The number of routine medical tests critical for detecting and monitoring cancer and other conditions has plummeted in the United States since mid-March, as the coronavirus spread and public officials urged residents to stay home, according to a new report by Komodo Health. These tests, office visits, surgeries and other medical care tied to them, are key sources of revenue for hospitals and health-care systems that had to curb lucrative elective procedures to assure room for a crush of patients with COVID-19, the illness caused by the new coronavirus.
Diagnostic panels and cancer screenings typically performed during annual physician visits fell by as much as 68% nationally, and by even more in coronavirus hotspots. Millions of patients postponed tests considered crucial for detecting early signs of disease, monitoring its progression and improving patient outcomes, according to Komodo, which has one of the nation’s largest medical claims data bases and provided its new findings exclusively to Reuters.
Cholesterol panels fell by 67% and the blood sugar test to detect diabetes were off 65% nationally. This could all prove very costly down the road.
“We’re seeing a tremendous impact on preventative care, as well as on chronic conditions with massive implications for the health-care system,” said Komodo Health Chief Executive Dr. Arif Nathoo. “It speaks volumes to just how much COVID is impacting everyone’s health and wellness.”
San Francisco-based Komodo reviewed billing records of 320 million patients across the country from March 19 to April 20 and compared it to the preceding 11 weeks and a similar period last year.
It found the sharpest decline of tests and screenings in areas hardest hit by the epidemic, such as New York’s Manhattan, where A1c blood tests for diabetes dropped by more than 90%. In Massachusetts, cholesterol testing fell 80.5%, while in California, screening to detect cancer before it spreads and becomes difficult to treat were off 76.3%.
“A lot of these tests are run infrequently, but they are run when a patient visits their doctor,” Nathoo said.
Data from Komodo and others have begun to shine light on the gaps in care created by an epidemic that has infected close to one million people in the United States, and could have a lasting impact on the U.S. health-care system beyond COVID-19.
“There are millions of patients that have deferred care. And a lot of these patients are chronically ill patients with all kinds of complications,” said David Linetsky, head of life sciences at Phreesia, a New York-based patient intake technology company. “There are going to be tremendous health repercussions.”
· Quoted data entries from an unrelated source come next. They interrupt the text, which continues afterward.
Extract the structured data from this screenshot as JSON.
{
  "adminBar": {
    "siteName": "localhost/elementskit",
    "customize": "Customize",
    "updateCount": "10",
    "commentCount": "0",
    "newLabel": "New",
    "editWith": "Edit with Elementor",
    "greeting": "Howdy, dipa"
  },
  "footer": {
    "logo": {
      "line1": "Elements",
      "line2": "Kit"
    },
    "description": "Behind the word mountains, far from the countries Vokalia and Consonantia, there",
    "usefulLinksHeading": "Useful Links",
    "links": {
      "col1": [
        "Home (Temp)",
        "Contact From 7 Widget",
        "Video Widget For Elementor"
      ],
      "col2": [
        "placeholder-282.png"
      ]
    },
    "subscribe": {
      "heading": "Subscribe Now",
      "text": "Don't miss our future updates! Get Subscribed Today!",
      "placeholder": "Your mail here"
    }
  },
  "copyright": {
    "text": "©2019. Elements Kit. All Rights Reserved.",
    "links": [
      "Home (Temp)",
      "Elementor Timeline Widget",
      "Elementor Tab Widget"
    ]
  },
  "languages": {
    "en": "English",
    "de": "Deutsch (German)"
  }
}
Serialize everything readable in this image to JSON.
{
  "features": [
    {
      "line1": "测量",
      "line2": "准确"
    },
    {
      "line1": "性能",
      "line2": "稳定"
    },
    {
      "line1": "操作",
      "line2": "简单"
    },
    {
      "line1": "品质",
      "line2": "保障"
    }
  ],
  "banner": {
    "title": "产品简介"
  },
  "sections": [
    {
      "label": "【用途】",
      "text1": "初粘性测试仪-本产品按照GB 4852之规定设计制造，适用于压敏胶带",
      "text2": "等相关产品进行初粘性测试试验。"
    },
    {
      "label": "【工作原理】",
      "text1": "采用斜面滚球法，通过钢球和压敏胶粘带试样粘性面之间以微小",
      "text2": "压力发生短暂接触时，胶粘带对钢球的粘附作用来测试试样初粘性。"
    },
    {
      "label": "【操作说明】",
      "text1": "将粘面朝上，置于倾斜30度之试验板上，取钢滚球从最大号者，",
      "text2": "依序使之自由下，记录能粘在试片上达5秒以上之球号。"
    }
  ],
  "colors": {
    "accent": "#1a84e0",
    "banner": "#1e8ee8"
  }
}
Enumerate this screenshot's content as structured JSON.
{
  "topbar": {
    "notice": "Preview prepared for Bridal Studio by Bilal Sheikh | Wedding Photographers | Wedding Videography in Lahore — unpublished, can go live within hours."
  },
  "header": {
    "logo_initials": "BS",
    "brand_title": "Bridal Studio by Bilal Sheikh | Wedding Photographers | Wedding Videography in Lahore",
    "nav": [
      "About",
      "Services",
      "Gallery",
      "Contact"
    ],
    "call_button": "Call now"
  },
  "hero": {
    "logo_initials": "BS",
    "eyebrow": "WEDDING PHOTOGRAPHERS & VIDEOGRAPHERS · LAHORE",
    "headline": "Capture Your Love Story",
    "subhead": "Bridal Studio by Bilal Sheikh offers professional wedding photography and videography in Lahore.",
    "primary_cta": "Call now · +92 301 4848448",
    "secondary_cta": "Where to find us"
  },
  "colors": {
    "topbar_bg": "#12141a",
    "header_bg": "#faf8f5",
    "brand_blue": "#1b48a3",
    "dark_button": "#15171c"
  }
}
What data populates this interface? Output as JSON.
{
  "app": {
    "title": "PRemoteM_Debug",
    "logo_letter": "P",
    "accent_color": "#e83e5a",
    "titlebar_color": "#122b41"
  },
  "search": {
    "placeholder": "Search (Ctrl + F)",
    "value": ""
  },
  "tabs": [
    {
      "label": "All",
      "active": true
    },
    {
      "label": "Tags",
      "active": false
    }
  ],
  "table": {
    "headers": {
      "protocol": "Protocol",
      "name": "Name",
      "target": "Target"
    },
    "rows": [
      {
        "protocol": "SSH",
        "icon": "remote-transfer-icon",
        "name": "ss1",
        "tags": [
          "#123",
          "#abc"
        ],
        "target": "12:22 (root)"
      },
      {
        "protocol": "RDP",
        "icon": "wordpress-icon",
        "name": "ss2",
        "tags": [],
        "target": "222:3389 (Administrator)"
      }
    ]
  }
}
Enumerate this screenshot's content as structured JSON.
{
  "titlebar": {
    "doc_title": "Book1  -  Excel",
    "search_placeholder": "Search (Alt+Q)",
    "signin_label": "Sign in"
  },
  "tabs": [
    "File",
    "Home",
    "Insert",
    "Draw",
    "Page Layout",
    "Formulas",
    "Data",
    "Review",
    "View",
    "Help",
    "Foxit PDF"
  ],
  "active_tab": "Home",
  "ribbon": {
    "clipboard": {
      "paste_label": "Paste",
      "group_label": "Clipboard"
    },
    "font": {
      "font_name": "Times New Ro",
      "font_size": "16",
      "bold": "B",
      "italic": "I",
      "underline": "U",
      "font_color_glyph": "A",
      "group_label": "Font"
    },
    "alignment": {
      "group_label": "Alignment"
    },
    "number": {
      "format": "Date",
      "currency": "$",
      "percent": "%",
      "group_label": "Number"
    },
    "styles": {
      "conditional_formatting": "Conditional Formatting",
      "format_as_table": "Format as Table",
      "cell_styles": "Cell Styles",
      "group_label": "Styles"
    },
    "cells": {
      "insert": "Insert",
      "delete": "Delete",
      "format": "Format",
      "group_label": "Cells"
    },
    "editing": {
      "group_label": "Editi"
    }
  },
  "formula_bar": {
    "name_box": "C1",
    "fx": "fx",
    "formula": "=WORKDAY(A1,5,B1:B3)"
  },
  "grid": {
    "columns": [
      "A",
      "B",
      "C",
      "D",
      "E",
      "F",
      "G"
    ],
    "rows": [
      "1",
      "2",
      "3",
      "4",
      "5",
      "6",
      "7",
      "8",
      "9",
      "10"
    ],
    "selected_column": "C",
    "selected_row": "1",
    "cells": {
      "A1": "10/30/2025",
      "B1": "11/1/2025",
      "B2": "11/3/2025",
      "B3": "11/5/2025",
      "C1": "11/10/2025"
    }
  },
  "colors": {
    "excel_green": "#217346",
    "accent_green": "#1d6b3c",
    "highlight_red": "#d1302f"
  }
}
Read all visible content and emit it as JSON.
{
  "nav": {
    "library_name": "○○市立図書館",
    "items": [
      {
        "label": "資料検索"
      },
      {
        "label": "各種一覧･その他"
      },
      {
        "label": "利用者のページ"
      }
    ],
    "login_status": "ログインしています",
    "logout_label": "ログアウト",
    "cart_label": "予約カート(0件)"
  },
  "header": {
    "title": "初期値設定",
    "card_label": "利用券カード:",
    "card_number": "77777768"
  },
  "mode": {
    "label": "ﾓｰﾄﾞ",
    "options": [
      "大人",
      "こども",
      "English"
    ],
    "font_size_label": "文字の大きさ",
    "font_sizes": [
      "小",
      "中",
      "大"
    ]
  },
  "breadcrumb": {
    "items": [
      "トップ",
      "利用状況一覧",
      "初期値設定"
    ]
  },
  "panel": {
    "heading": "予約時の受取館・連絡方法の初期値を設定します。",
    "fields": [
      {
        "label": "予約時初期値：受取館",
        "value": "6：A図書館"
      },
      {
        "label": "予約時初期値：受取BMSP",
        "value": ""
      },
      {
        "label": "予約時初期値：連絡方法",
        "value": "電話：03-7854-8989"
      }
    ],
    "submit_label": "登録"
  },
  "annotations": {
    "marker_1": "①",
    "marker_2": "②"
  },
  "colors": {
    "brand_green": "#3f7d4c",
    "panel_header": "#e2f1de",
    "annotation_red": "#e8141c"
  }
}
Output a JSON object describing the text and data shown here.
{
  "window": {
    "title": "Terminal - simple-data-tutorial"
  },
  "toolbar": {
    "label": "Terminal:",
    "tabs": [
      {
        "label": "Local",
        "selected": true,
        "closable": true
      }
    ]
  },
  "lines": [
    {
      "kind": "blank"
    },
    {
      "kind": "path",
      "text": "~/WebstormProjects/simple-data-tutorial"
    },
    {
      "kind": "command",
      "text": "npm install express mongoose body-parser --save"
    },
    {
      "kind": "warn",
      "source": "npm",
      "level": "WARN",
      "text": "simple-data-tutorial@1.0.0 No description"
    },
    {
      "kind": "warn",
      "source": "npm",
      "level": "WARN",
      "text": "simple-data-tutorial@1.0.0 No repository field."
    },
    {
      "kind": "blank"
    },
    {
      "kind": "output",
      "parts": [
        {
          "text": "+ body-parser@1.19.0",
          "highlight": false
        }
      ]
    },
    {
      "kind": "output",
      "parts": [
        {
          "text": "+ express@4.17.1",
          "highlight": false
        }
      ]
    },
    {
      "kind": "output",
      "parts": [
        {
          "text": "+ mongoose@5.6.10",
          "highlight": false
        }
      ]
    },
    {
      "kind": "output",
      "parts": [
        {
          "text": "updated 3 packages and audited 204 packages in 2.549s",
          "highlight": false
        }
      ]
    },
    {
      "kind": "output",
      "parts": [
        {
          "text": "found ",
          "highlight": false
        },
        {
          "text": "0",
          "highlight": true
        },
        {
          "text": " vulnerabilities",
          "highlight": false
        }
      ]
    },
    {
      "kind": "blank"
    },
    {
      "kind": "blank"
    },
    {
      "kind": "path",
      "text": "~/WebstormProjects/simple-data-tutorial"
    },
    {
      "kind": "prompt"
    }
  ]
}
Linetsky co-authored an analysis with researchers at Harvard University released last week that found outpatient office visits fell nearly 60% in mid-March and remained low through mid-April.
Dr. David Tom Cooke, head of general thoracic surgery at UC-Davis Health, said his cancer patients are getting treatment. But he worries new cancers will go undetected until they are more advanced and less survivable.
“We’re not doing cancer screenings… There is concern that we are delaying standard of care treatment for patients with potentially curable cancers,” he said.
The growing backlog has created new challenges for hospitals, physicians and clinics. Some practices estimate a four- to six-month delay for each month of lockdown that prevents routine visits and screening.
Business is down 75% at Family Medicine Associates in Attleboro, Massachusetts, a typically bustling practice with more than 10,000 patients.
Last week, the practice closed one of two offices and furloughed half the staff. They hope to reopen in June or sooner, if they get a Small Business Administration loan, said Dr. Jennifer Souza, one of the eight physicians there.
The practice had initially limited appointments so no more than two patients sat in the waiting room at a time. More recently, patients have stayed away on their own, fearing they might contract the virus. Physicians, too, worry about putting their sicker patients at risk by scheduling office visits.
On Monday, Souza visited the home of a legally blind patient with diabetes who had fallen, likely from worsening neuropathy, she said. Normally, the patient would have taken a dial-a-ride service for an exam and A1c test. “But his risk for complications is so high that I would be nervous for him to get that extra exposure,” she said.
Diagnostic screenings may not be as lucrative for hospitals and physicians as elective procedures, like knee replacements and cataract surgeries, but they play a crucial role in detecting problems that can lead to more expansive care, said Mallory Caldwell, principal at Ernest & Young.
The sheer volume of routine office visits and diagnostic exams also sustains many medical practices, especially in low-income communities and rural areas that were already struggling before the outbreak. Last year, 19 rural hospitals shuttered, the highest spike of closures in a decade.
If patients continue to stay away, health-care policy experts worry that these hospitals and clinics may not have the financial cushion to survive.
“If those practices shut down,” said Ateev Mehrotra, health-care policy associate professor at Harvard Medical School, “then the access problems that already exist in those communities, and the disparity in care, could be exacerbated.”